Probing dynamical spacetimes with gravitational waves

TL;DR

This paper discusses the potential of gravitational wave detections from binary mergers to probe dynamical spacetimes, test general relativity, and explore cosmology, highlighting current methods and future prospects with advanced detectors.

Contribution

It provides a comprehensive overview of the state-of-the-art data analysis techniques and scientific opportunities for gravitational wave observations of dynamical spacetimes.

Findings

Development of algorithms to detect deviations from general relativity.

Methods for using gravitational waves as cosmological probes.

Discussion of future third-generation detectors and space-based observatories.

Abstract

This decade will see the first direct detections of gravitational waves by observatories such as Advanced LIGO and Virgo. Among the prime sources are coalescences of binary neutron stars and black holes, which are ideal probes of dynamical spacetime. This will herald a new era in the empirical study of gravitation. For the first time, we will have access to the genuinely strong-field dynamics, where low-energy imprints of quantum gravity may well show up.

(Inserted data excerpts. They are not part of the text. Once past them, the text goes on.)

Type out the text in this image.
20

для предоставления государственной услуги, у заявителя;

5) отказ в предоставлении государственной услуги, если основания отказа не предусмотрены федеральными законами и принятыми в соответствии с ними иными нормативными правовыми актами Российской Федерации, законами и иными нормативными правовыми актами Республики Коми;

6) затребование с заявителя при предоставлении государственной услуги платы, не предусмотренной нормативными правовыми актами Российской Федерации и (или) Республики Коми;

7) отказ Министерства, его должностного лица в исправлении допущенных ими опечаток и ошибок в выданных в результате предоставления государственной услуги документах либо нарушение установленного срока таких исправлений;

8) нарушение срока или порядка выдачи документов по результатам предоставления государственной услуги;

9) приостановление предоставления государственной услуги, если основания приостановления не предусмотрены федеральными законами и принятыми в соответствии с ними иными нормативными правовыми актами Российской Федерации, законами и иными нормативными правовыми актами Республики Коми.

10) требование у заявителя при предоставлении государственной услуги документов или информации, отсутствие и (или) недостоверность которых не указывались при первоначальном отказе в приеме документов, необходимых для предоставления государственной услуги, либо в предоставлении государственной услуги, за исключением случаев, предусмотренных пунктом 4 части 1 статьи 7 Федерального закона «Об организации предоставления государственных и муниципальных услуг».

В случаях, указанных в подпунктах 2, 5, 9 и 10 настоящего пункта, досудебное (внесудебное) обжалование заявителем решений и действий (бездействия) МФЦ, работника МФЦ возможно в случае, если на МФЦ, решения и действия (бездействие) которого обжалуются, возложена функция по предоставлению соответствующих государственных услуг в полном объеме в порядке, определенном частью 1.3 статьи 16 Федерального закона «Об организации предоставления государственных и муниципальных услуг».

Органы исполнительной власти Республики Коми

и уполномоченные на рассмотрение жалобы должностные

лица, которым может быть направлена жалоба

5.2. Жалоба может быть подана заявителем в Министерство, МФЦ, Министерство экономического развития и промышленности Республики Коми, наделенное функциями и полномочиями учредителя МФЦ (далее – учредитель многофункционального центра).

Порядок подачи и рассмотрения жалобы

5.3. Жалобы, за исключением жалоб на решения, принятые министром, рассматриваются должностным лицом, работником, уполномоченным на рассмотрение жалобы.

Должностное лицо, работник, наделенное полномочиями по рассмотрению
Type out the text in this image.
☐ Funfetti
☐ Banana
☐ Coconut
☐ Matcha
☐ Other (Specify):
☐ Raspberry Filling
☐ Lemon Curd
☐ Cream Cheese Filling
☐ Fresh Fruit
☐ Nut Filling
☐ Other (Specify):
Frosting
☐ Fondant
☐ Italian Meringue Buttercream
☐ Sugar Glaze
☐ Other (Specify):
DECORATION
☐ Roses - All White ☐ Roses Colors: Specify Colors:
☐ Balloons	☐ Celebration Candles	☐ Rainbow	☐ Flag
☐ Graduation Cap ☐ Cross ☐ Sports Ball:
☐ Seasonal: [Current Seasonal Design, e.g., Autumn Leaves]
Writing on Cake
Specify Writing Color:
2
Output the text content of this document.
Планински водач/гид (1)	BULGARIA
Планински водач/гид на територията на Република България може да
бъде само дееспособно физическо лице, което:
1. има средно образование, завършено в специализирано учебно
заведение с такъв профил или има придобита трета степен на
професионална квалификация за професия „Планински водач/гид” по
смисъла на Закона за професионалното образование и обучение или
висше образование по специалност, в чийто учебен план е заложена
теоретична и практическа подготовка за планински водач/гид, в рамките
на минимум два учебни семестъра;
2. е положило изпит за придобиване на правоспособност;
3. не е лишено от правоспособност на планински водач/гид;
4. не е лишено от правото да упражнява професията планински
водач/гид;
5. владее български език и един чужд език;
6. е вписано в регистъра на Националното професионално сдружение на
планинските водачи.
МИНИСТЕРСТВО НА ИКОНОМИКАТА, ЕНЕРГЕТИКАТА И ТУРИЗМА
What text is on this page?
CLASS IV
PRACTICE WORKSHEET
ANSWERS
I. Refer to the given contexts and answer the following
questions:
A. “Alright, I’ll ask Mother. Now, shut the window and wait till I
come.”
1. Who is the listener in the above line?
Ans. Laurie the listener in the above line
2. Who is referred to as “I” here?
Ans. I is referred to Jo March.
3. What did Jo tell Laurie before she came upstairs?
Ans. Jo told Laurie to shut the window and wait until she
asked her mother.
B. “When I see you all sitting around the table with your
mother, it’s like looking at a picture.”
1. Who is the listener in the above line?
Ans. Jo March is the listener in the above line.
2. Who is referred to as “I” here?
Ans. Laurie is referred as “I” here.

In addition, we will be able to search for effects which might only make their presence known at large distance scales, such as the ones that gravitational waves must traverse in going from source to observer. Finally, coalescing binaries can be used as cosmic distance markers, to study the large-scale structure and evolution of the Universe. With the advanced detector era fast approaching, concrete data analysis algorithms are being developed to look for deviations from general relativity in signals from coalescing binaries, taking into account the noisy detector output as well as the expectation that most sources will be near the threshold of detectability. Similarly, several practical methods have been proposed to use them for cosmology. We explain the state of the art, including the obstacles that still need to be overcome in order to make optimal use of the signals that will be detected. Although the emphasis will be on second-generation observatories, we will also discuss some of the science that could be done with future third-generation ground-based facilities such as Einstein Telescope, as well as with space-based detectors.